In my opinion, the UK highstreet is failing, and failing with such force. Before we know it, our leading bookshops will have disintegrated to mere ash. I’m not sure where they have gone wrong. Sure, it has a lot to do with the economy and Amazon plays a huge part too, but with many shops now offering eBook downloads as part of their set up, surely they should be on the up?
I’m no business expert, I’m just a lowly GCSE student who only managed to scrape a C. There are probably a lot of unseen and technical issues only business savvy people understand.
I’m not going to offer a solution, for 1) I can’t change the world 😉 , and 2) My ideas wouldn’t work properly with my level of understanding. I’m positive though that a lot of it is down to profit and consumer demand.
All I’m going to do is tell you two stories. Both are 100% true and hopefully somewhere along the line, people may contribute their own stories to the comments. Then I’ll send this off in an envelope to the headquarters of the book chains, and maybe, just maybe, the upper echelons may see fit to respond.
The first story that I’m going to tell you about happened nearly two weeks ago. One of my favourite authors, Marcus Sedgwick, was releasing his first adult novel. A Love Like Blood has been one of my most anticipated books to read since hearing about it. So a few days before publication date, being up on social media and all (go me!) I tweeted Waterstones Lincoln (my nearest shop) to see if they were going to stock the book. I received a mighty YES and my day was made.
I don’t actually live in Lincoln; I live about 17 miles away in a semi-rural town called Gainsborough. I needed to nip into my bank coincidentally on A Love Like Blood‘s publication day and thought: “Hey, I’ve got a WH Smith in my town, I might as well pop in and see if they have it.” I came out an unhappy boy. After speaking to the lady behind the counter, all i received in way of a response was a disinterested “Try a bigger store.”
I wasn’t too disheartened though as I knew Waterstones would be stocking it and so I tumbled into my car and drove off to Lincoln. I walked into the shop with all smiles, ready to smell and cuddle and devour A Love Like Blood, but alas, it wasn’t to be. They hadn’t got it in stock. They hadn’t sold out, I hear you asking, but never got the book in in the first place. It just so happens, for some strange and bizarre reasons unknown to man, Lincoln has a second Waterstones literally 3 minutes away. Again, not in stock.
By this point I was fuming. Not only had I been lied to (*ahem on twitter) but I wanted my book. A copy had my name on it somewhere, surely.
But guess what! Aha! I thought. Lincoln has a huge WH Smith’s.

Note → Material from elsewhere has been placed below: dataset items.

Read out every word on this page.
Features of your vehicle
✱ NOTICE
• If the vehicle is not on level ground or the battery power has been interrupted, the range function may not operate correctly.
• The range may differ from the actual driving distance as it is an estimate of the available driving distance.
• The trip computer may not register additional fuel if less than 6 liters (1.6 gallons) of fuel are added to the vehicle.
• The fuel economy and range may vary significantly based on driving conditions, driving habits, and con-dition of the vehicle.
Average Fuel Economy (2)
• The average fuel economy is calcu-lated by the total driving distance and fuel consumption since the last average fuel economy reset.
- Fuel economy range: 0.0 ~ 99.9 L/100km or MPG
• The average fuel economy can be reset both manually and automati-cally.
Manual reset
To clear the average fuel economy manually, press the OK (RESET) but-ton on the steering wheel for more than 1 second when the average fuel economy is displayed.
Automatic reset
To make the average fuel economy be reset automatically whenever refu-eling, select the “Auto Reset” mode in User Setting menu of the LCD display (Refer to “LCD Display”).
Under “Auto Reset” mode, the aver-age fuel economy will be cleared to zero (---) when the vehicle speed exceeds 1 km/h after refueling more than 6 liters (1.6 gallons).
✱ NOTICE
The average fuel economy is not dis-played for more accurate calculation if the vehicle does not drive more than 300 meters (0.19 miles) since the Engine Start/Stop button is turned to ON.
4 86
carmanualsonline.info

They must have it. Instead of laboriously searching all over, I just went to the checkout and asked the lady if they had it in stock. Can you guess what her response was?
No. Try a bigger store.
TRY A BIGGER STORE! HOW MUCH BIGGER DO YOU BLOODY NEED TO BE TO STOCK A DAMN BOOK!
OK, calm. Sadly, I went home empty handed. I ordered the book off The Book Depository and waited the 5 odd days before it arrived nicely on my doorstep. I’m currently reading it and loving every bit of it – but that can wait for my review.

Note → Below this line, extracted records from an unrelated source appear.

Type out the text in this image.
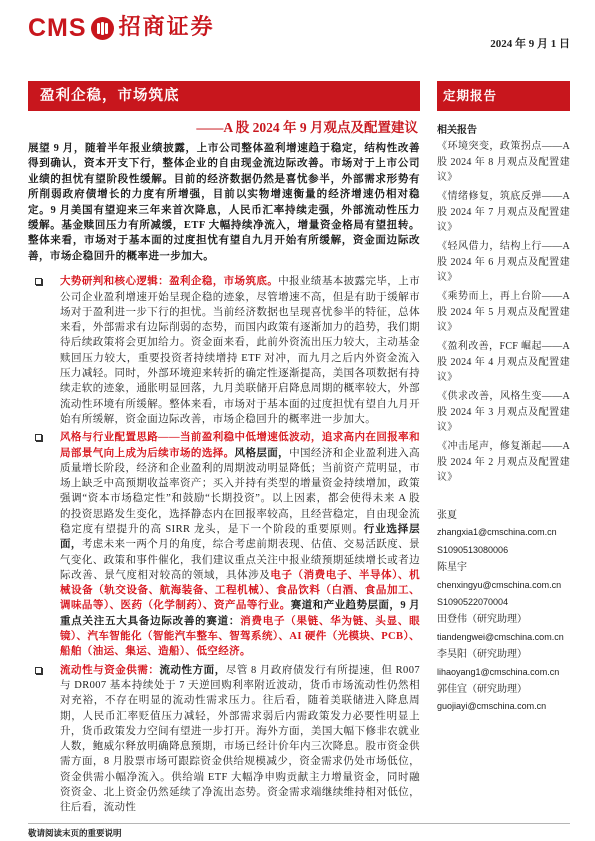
CMS 招商证券
2024 年 9 月 1 日
盈利企稳，市场筑底
——A 股 2024 年 9 月观点及配置建议

展望 9 月，随着半年报业绩披露，上市公司整体盈利增速趋于稳定，结构性改善得到确认，资本开支下行，整体企业的自由现金流边际改善。市场对于上市公司业绩的担忧有望阶段性缓解。目前的经济数据仍然是喜忧参半，外部需求形势有所削弱政府债增长的力度有所增强，目前以实物增速衡量的经济增速仍相对稳定。9 月美国有望迎来三年来首次降息，人民币汇率持续走强，外部流动性压力缓解。基金赎回压力有所减缓，ETF 大幅持续净流入，增量资金格局有望扭转。整体来看，市场对于基本面的过度担忧有望自九月开始有所缓解，资金面边际改善，市场企稳回升的概率进一步加大。

大势研判和核心逻辑：盈利企稳，市场筑底。中报业绩基本披露完毕，上市公司企业盈利增速开始呈现企稳的迹象，尽管增速不高，但是有助于缓解市场对于盈利进一步下行的担忧。当前经济数据也呈现喜忧参半的特征，总体来看，外部需求有边际削弱的态势，而国内政策有逐渐加力的趋势，我们期待后续政策将会更加给力。资金面来看，此前外资流出压力较大，主动基金赎回压力较大，重要投资者持续增持 ETF 对冲，而九月之后内外资金流入压力减轻。同时，外部环境迎来转折的确定性逐渐提高，美国各项数据有持续走软的迹象，通胀明显回落，九月美联储开启降息周期的概率较大，外部流动性环境有所缓解。整体来看，市场对于基本面的过度担忧有望自九月开始有所缓解，资金面边际改善，市场企稳回升的概率进一步加大。

风格与行业配置思路——当前盈利稳中低增速低波动，追求高内在回报率和局部景气向上成为后续市场的选择。风格层面，中国经济和企业盈利进入高质量增长阶段，经济和企业盈利的周期波动明显降低；当前资产荒明显，市场上缺乏中高预期收益率资产；买入并持有类型的增量资金持续增加，政策强调“资本市场稳定性”和鼓励“长期投资”。以上因素，都会使得未来 A 股的投资思路发生变化，选择静态内在回报率较高，且经营稳定，自由现金流稳定度有望提升的高 SIRR 龙头，是下一个阶段的重要原则。行业选择层面，考虑未来一两个月的角度，综合考虑前期表现、估值、交易活跃度、景气变化、政策和事件催化，我们建议重点关注中报业绩预期延续增长或者边际改善、景气度相对较高的领域，具体涉及电子（消费电子、半导体）、机械设备（轨交设备、航海装备、工程机械）、食品饮料（白酒、食品加工、调味品等）、医药（化学制药）、资产品等行业。赛道和产业趋势层面，9 月重点关注五大具备边际改善的赛道：消费电子（果链、华为链、头显、眼镜）、汽车智能化（智能汽车整车、智驾系统）、AI 硬件（光模块、PCB）、船舶（油运、集运、造船）、低空经济。

流动性与资金供需：流动性方面，尽管 8 月政府债发行有所提速，但 R007 与 DR007 基本持续处于 7 天逆回购利率附近波动，货币市场流动性仍然相对充裕，不存在明显的流动性需求压力。往后看，随着美联储进入降息周期，人民币汇率贬值压力减轻，外部需求弱后内需政策发力必要性明显上升，货币政策发力空间有望进一步打开。海外方面，美国大幅下修非农就业人数，鲍威尔释放明确降息预期，市场已经计价年内三次降息。股市资金供需方面，8 月股票市场可跟踪资金供给规模减少，资金需求仍处市场低位，资金供需小幅净流入。供给端 ETF 大幅净申购贡献主力增量资金，同时融资资金、北上资金仍然延续了净流出态势。资金需求端继续维持相对低位，往后看，流动性

定期报告
相关报告

《环境突变，政策拐点——A 股 2024 年 8 月观点及配置建议》

《情绪修复，筑底反弹——A 股 2024 年 7 月观点及配置建议》

《轻风借力，结构上行——A 股 2024 年 6 月观点及配置建议》

《乘势而上，再上台阶——A 股 2024 年 5 月观点及配置建议》

《盈利改善，FCF 崛起——A 股 2024 年 4 月观点及配置建议》

《供求改善，风格生变——A 股 2024 年 3 月观点及配置建议》

《冲击尾声，修复渐起——A 股 2024 年 2 月观点及配置建议》

张夏
zhangxia1@cmschina.com.cn
S1090513080006
陈星宇
chenxingyu@cmschina.com.cn
S1090522070004
田登伟（研究助理）
tiandengwei@cmschina.com.cn
李昊阳（研究助理）
lihaoyang1@cmschina.com.cn
郭佳宜（研究助理）
guojiayi@cmschina.com.cn
敬请阅读末页的重要说明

The sad thing is, Marcus Sedgwick is an award winning author, a big name let’s say, and yet four of my closest shops failed to stock his new book. After looking on Waterstones.com reserve and collect feature, the nearest of their shops to stock it to me was in Ipswich, which was 157 miles away.
Now of course, these bookshops stock plenty of newly released titles, but I had a demand, and those shops failed to meet my consumer demand. I had to go online to seek it out, which is obviously what a lot of other people are doing. I’ve heard sales are down, again, apart from cookery books and celebrity autobiographies. If I have to hear another line about Sir Alex Fergu.. blah blah blah again. I wonder how much the ghost writer got paid?
The second story I want to share with you happened last year during my library tour. I was travelling from library to library, promoting my newly released adult novel The Caseworker’s Memoirs. After much practice and discovering what worked and what didn’t, I attended Caistor Library. During which, a lady said to me that although she wasn’t technically savvy with a computer, every month, on her pay day, or shortly after, she takes her two grandchildren into Waterstones and tells them they can have one book each.
Now, apart from being a really sweet gesture and helping her grandchildren get into reading, she also said something that stuck with me. And that is what I’m going to leave you with. It may not be word for word, but have a think about it, and get in touch to let me know your thoughts.
Amazon are taking over. Yeah in the bookshops it may cost a couple of pounds extra, but we all need to support the actual bookshop. I feel happy that I’m doing my bit by taking my grandchildren into the shop to buy a couple of books, rather than ordering online. I just wish a few more people would do that, too.